When I was a kid, he took the family to games at Houston’s Astrodome where we saw Cesar Cedeno and Pete Rose succeed and fail.

But my dad hated strikeouts, especially when a player took a called third strike.

“With two strikes, you need to be ready and don’t get caught looking. You need to go down swinging,” he’d often say.

Ironically, it was three strikes that ended my dad’s support of Tech baseball and his ability as a master gardener to grow the best tomatoes in the region. A couple of weeks ago, he was diagnosed with AML leukemia and given a short-term future by his doctor. Strike one.

While in LSU Health Ochsner a week or so ago, he was diagnosed with Covid in the middle of the night. Strike two. Then, Monday, he contracted pneumonia at North Louisiana Medical Center and was helicoptered to the critical care ward at Our Lady of the Lake in Baton Rouge. Strike three.

But dad went down swinging. Over the past couple of weeks, he was transported to six different medical facilities without a complaint. All he wanted was an occasional Griff’s hamburger, a Coke and a Snickers. He also wanted me to shave him last week, so I borrowed my wife Emilane’s electric razor and worked it over his face.
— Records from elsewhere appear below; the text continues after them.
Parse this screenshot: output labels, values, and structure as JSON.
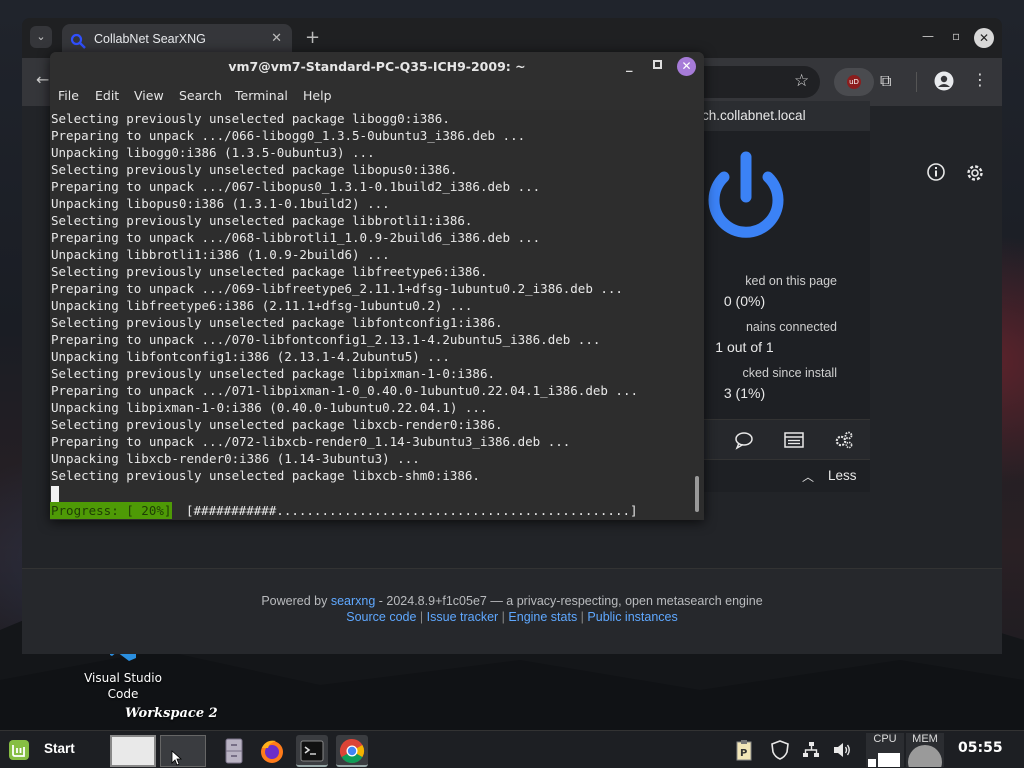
{
  "desktop": {
    "icons": [
      {
        "label": "Visual Studio Code"
      }
    ],
    "workspace_label": "Workspace 2"
  },
  "browser": {
    "tab": {
      "title": "CollabNet SearXNG"
    },
    "footer": {
      "powered_by": "Powered by",
      "engine_link": "searxng",
      "version_text": " - 2024.8.9+f1c05e7 — a privacy-respecting, open metasearch engine",
      "links": [
        "Source code",
        "Issue tracker",
        "Engine stats",
        "Public instances"
      ],
      "separator": " | "
    }
  },
  "ublock_popup": {
    "hostname": "ch.collabnet.local",
    "stats": [
      {
        "label": "ked on this page",
        "value": "0 (0%)"
      },
      {
        "label": "nains connected",
        "value": "1 out of 1"
      },
      {
        "label": "cked since install",
        "value": "3 (1%)"
      }
    ],
    "less_label": "Less"
  },
  "terminal": {
    "title": "vm7@vm7-Standard-PC-Q35-ICH9-2009: ~",
    "menu": [
      "File",
      "Edit",
      "View",
      "Search",
      "Terminal",
      "Help"
    ],
    "lines": [
      "Selecting previously unselected package libogg0:i386.",
      "Preparing to unpack .../066-libogg0_1.3.5-0ubuntu3_i386.deb ...",
      "Unpacking libogg0:i386 (1.3.5-0ubuntu3) ...",
      "Selecting previously unselected package libopus0:i386.",
      "Preparing to unpack .../067-libopus0_1.3.1-0.1build2_i386.deb ...",
      "Unpacking libopus0:i386 (1.3.1-0.1build2) ...",
      "Selecting previously unselected package libbrotli1:i386.",
      "Preparing to unpack .../068-libbrotli1_1.0.9-2build6_i386.deb ...",
      "Unpacking libbrotli1:i386 (1.0.9-2build6) ...",
      "Selecting previously unselected package libfreetype6:i386.",
      "Preparing to unpack .../069-libfreetype6_2.11.1+dfsg-1ubuntu0.2_i386.deb ...",
      "Unpacking libfreetype6:i386 (2.11.1+dfsg-1ubuntu0.2) ...",
      "Selecting previously unselected package libfontconfig1:i386.",
      "Preparing to unpack .../070-libfontconfig1_2.13.1-4.2ubuntu5_i386.deb ...",
      "Unpacking libfontconfig1:i386 (2.13.1-4.2ubuntu5) ...",
      "Selecting previously unselected package libpixman-1-0:i386.",
      "Preparing to unpack .../071-libpixman-1-0_0.40.0-1ubuntu0.22.04.1_i386.deb ...",
      "Unpacking libpixman-1-0:i386 (0.40.0-1ubuntu0.22.04.1) ...",
      "Selecting previously unselected package libxcb-render0:i386.",
      "Preparing to unpack .../072-libxcb-render0_1.14-3ubuntu3_i386.deb ...",
      "Unpacking libxcb-render0:i386 (1.14-3ubuntu3) ...",
      "Selecting previously unselected package libxcb-shm0:i386."
    ],
    "progress_label": "Progress: [ 20%]",
    "progress_bar": "[###########...............................................]",
    "progress_percent": 20
  },
  "taskbar": {
    "start_label": "Start",
    "cpu_label": "CPU",
    "mem_label": "MEM",
    "clock": "05:55"
  },
  "colors": {
    "progress_green": "#4e9a06",
    "link_blue": "#5fa8ff",
    "ubo_power_blue": "#3b82f6",
    "terminal_close_purple": "#a67bd8"
  }
}
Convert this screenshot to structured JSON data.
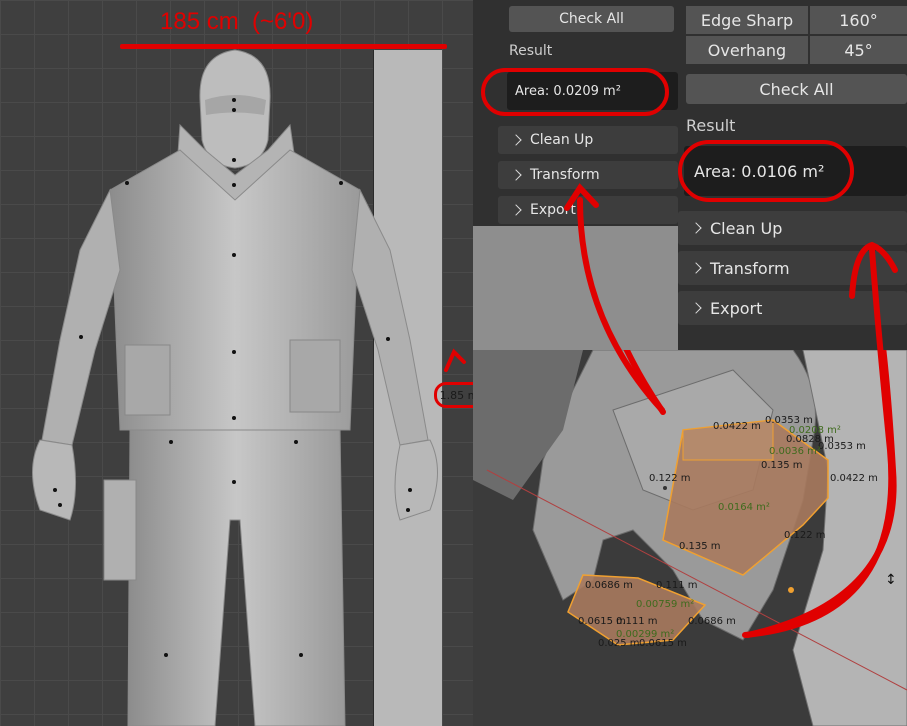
{
  "annotations": {
    "height_label": "185 cm  (~6'0)",
    "small_label": "1.85 m"
  },
  "panel_a": {
    "check_all": "Check All",
    "result_label": "Result",
    "area": "Area: 0.0209 m²",
    "sections": [
      "Clean Up",
      "Transform",
      "Export"
    ]
  },
  "panel_b": {
    "properties": [
      {
        "name": "Edge Sharp",
        "value": "160°"
      },
      {
        "name": "Overhang",
        "value": "45°"
      }
    ],
    "check_all": "Check All",
    "result_label": "Result",
    "area": "Area: 0.0106 m²",
    "sections": [
      "Clean Up",
      "Transform",
      "Export"
    ]
  },
  "measurements": {
    "large_face": [
      "0.0422 m",
      "0.0353 m",
      "0.0208 m²",
      "0.0828 m",
      "0.0353 m",
      "0.0036 m²",
      "0.135 m",
      "0.0422 m",
      "0.122 m",
      "0.0164 m²",
      "0.122 m",
      "0.135 m"
    ],
    "small_face": [
      "0.0686 m",
      "0.111 m",
      "0.00759 m²",
      "0.0615 m",
      "0.111 m",
      "0.0686 m",
      "0.00299 m²",
      "0.025 m",
      "0.0615 m"
    ]
  },
  "colors": {
    "annotation_red": "#e00000",
    "face_fill": "#a87a5e",
    "face_edge": "#f0a030"
  }
}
He lifted his chin, so I could get under his neck.

“The doctor isn’t going to recognize me when he comes in tomorrow,” he joked.

My dad stepped out of the batter’s box on earth for the final time late Tuesday afternoon just a few miles from where he earned his CPA certification at LSU. He may not have reached base on his final at-bat, but heaven gained a lefty it can count on.